Transplante Haploidêntico
Os transplantes têm uma história marcada por avanços técnicos, imunológicos e farmacológicos ao longo do último século. O primeiro transplante renal bem-sucedido foi realizado por Joseph Murray, em 1954; o primeiro transplante pulmonar humano, em 1963, por James Hardy; o de fígado, também em 1963, e o de pâncreas, em 1966, ambos por Thomas Starzl; e o primeiro transplante cardíaco por Christian Barnard em 1967.
Apesar dessas conquistas, os transplantes permaneceram experimentais por décadas devido à rejeição imunológica dos órgãos transplantados e às complicações infecciosas. O desenvolvimento da imunossupressão, especialmente com a introdução da ciclosporina na década de 1980, foi fundamental para transformar os transplantes em terapias clínicas estabelecidas, permitindo um aumento significativo no número de procedimentos e na sobrevida dos pacientes. Assim, a partir dos anos 1980, os transplantes de órgãos sólidos passaram a ser amplamente realizados, com resultados cada vez melhores, aceitação internacional e grande destaque também no Brasil.
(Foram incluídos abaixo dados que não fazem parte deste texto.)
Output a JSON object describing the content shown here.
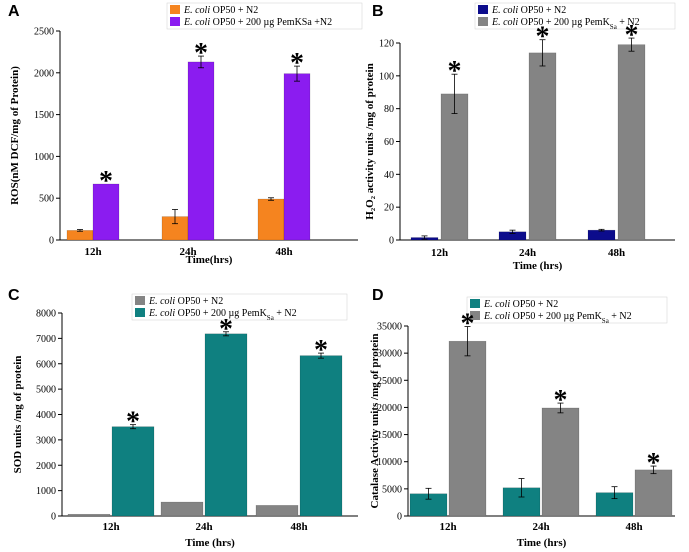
{
  "colors": {
    "orange": "#f5841f",
    "purple": "#8b1cf0",
    "navy": "#0c0c8c",
    "gray": "#848484",
    "teal": "#0f8080"
  },
  "chart_data": [
    {
      "type": "bar",
      "panel_label": "A",
      "categories": [
        "12h",
        "24h",
        "48h"
      ],
      "xlabel": "Time(hrs)",
      "ylabel": "ROS(nM DCF/mg of Protein)",
      "ylim": [
        0,
        2500
      ],
      "yticks": [
        0,
        500,
        1000,
        1500,
        2000,
        2500
      ],
      "series": [
        {
          "name_italic": "E. coli",
          "name_rest": " OP50 + N2",
          "color": "#f5841f",
          "values": [
            115,
            280,
            490
          ],
          "errors": [
            10,
            85,
            15
          ]
        },
        {
          "name_italic": "E. coli",
          "name_rest": " OP50 + 200 µg PemKSa +N2",
          "color": "#8b1cf0",
          "values": [
            670,
            2130,
            1990
          ],
          "errors": [
            0,
            70,
            90
          ]
        }
      ],
      "significance_marker": "*",
      "significant_series": 1
    },
    {
      "type": "bar",
      "panel_label": "B",
      "categories": [
        "12h",
        "24h",
        "48h"
      ],
      "xlabel": "Time (hrs)",
      "ylabel": "H₂O₂ activity units /mg of protein",
      "ylim": [
        0,
        120
      ],
      "yticks": [
        0,
        20,
        40,
        60,
        80,
        100,
        120
      ],
      "series": [
        {
          "name_italic": "E. coli",
          "name_rest": " OP50 + N2",
          "color": "#0c0c8c",
          "values": [
            1.5,
            5,
            6
          ],
          "errors": [
            1,
            1,
            0.5
          ]
        },
        {
          "name_italic": "E. coli",
          "name_rest": " OP50 + 200 µg PemK",
          "name_sub": "Sa",
          "name_after": " + N2",
          "color": "#848484",
          "values": [
            89,
            114,
            119
          ],
          "errors": [
            12,
            8,
            4
          ]
        }
      ],
      "significance_marker": "*",
      "significant_series": 1
    },
    {
      "type": "bar",
      "panel_label": "C",
      "categories": [
        "12h",
        "24h",
        "48h"
      ],
      "xlabel": "Time (hrs)",
      "ylabel": "SOD units /mg of protein",
      "ylim": [
        0,
        8000
      ],
      "yticks": [
        0,
        1000,
        2000,
        3000,
        4000,
        5000,
        6000,
        7000,
        8000
      ],
      "series": [
        {
          "name_italic": "E. coli",
          "name_rest": " OP50 + N2",
          "color": "#848484",
          "values": [
            70,
            550,
            420
          ],
          "errors": [
            0,
            0,
            0
          ]
        },
        {
          "name_italic": "E. coli",
          "name_rest": " OP50 + 200 µg PemK",
          "name_sub": "Sa",
          "name_after": " + N2",
          "color": "#0f8080",
          "values": [
            3520,
            7180,
            6320
          ],
          "errors": [
            80,
            80,
            100
          ]
        }
      ],
      "significance_marker": "*",
      "significant_series": 1
    },
    {
      "type": "bar",
      "panel_label": "D",
      "categories": [
        "12h",
        "24h",
        "48h"
      ],
      "xlabel": "Time (hrs)",
      "ylabel": "Catalase Activity units /mg of protein",
      "ylim": [
        0,
        35000
      ],
      "yticks": [
        0,
        5000,
        10000,
        15000,
        20000,
        25000,
        30000,
        35000
      ],
      "series": [
        {
          "name_italic": "E. coli",
          "name_rest": " OP50 + N2",
          "color": "#0f8080",
          "values": [
            4100,
            5200,
            4300
          ],
          "errors": [
            1000,
            1700,
            1100
          ]
        },
        {
          "name_italic": "E. coli",
          "name_rest": " OP50 + 200 µg PemK",
          "name_sub": "Sa",
          "name_after": " + N2",
          "color": "#848484",
          "values": [
            32200,
            19900,
            8500
          ],
          "errors": [
            2700,
            900,
            700
          ]
        }
      ],
      "significance_marker": "*",
      "significant_series": 1
    }
  ]
}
No caso do transplante de medula óssea, denominado transplante de células-tronco hematopoiéticas, a prática clínica iniciou-se em 1957. Com avanços progressivos em imunologia e técnicas de suporte, consolidou-se como tratamento para doenças hematológicas ao longo das décadas seguintes e foi consagrado com a outorga do Prêmio Nobel de Fisiologia e Medicina a E.D. Thomas e Joseph Murray em 1990.
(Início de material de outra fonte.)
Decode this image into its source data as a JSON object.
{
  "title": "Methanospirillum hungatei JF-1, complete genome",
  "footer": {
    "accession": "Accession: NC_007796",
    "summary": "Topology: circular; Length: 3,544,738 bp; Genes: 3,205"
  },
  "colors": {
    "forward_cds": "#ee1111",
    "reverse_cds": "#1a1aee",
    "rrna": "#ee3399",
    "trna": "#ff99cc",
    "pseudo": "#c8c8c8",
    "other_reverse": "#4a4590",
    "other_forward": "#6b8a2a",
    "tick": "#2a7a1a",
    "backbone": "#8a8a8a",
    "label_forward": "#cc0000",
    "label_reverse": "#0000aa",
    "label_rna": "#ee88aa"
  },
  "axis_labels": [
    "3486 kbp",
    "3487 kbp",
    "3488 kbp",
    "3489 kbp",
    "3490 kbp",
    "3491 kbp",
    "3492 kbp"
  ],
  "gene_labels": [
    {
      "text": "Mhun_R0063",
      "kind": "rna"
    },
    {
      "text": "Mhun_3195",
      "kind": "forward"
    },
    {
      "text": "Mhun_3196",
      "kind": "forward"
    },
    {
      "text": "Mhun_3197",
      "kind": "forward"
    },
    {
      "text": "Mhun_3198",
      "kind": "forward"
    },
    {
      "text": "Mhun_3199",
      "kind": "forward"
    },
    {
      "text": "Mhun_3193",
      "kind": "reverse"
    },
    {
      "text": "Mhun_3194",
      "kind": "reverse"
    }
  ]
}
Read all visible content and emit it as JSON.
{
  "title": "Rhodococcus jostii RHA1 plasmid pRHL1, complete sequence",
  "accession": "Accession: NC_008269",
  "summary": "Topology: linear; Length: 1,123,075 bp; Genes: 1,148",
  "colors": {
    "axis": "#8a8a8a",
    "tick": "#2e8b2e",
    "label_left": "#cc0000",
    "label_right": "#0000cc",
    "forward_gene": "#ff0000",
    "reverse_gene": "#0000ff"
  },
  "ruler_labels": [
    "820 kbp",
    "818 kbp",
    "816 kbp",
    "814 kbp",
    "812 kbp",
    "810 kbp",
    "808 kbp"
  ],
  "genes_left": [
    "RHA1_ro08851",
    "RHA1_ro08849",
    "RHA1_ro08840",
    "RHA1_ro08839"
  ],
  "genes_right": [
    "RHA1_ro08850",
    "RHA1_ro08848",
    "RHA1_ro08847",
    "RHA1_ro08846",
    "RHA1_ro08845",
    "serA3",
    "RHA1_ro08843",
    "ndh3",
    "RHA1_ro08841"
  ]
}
Diferentemente dos transplantes de órgãos sólidos, em que a rejeição é um problema central, no transplante de medula óssea a rejeição é mínima. Contudo, os efeitos das células do doador podem ser devastadores para o receptor, pois podem atacar o organismo do paciente. Em alguns casos, o transplante pode ser realizado com células do próprio paciente (autólogo), o que evita esse risco e apresenta bons resultados em várias doenças. No entanto, a cura de diversas moléstias depende do transplante alogênico. Para sua realização, é necessária a compatibilidade do doador, geralmente restrita a irmãos HLA-idênticos ou a doadores encontrados em bancos de medula óssea.
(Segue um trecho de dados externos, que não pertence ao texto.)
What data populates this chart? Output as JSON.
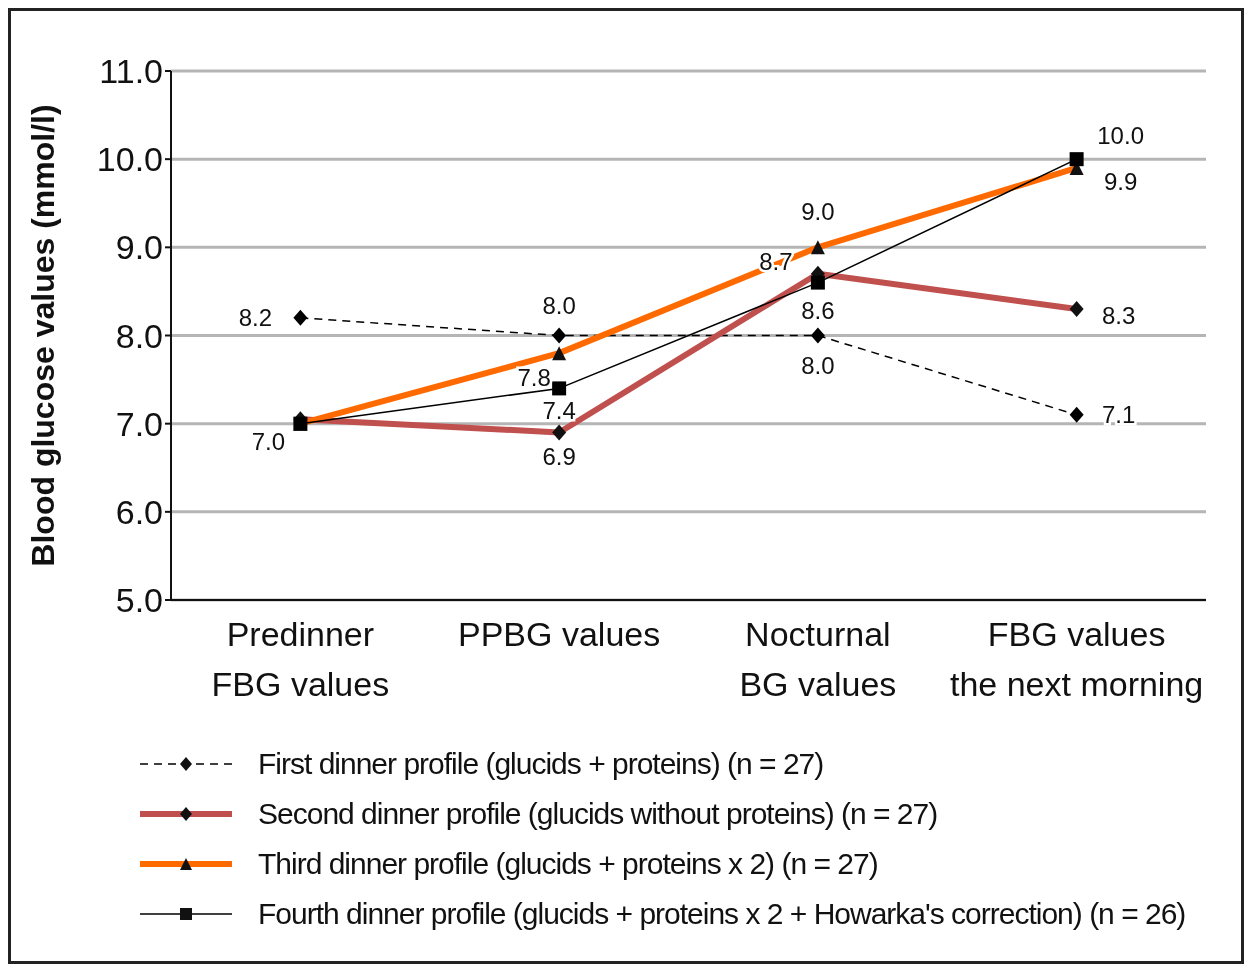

Desde 1994, o grupo de Perugia, na Itália, buscou alternativas para superar essa limitação de compatibilidade. Assim, passou-se a utilizar transplantes em que o doador é apenas parcialmente compatível — os chamados haploidênticos. Essa estratégia permite que um número maior de familiares, inclusive pais ou filhos, possa doar, ampliando significativamente o acesso ao tratamento. Atualmente, o transplante alogênico de medula óssea haploidêntico já predomina nos Estados Unidos, segundo registros internacionais.
Os avanços e a relevância desse tipo de transplante são destacados em artigo de A. Fonseca–Hilal, publicado na Cancer Medicine em 2025, e em tese de doutorado da Escola Paulista de Medicina da UNIFESP, que analisam pacientes submetidos ao procedimento a partir de 2016.
Em conclusão, transplantes de rim, fígado, coração, pulmão e pâncreas são procedimentos consolidados, com programas estruturados em diversos países e taxas de sobrevida superiores a 80% em um ano para vários órgãos. Já o transplante de medula óssea, em plena expansão graças ao maior acesso a doadores, representa uma fronteira em constante evolução. O campo dos transplantes segue avançando, enfrentando ainda desafios como a escassez de órgãos, a seleção adequada de candidatos e o manejo da imunossupressão — que, felizmente, está cada vez mais sob controle.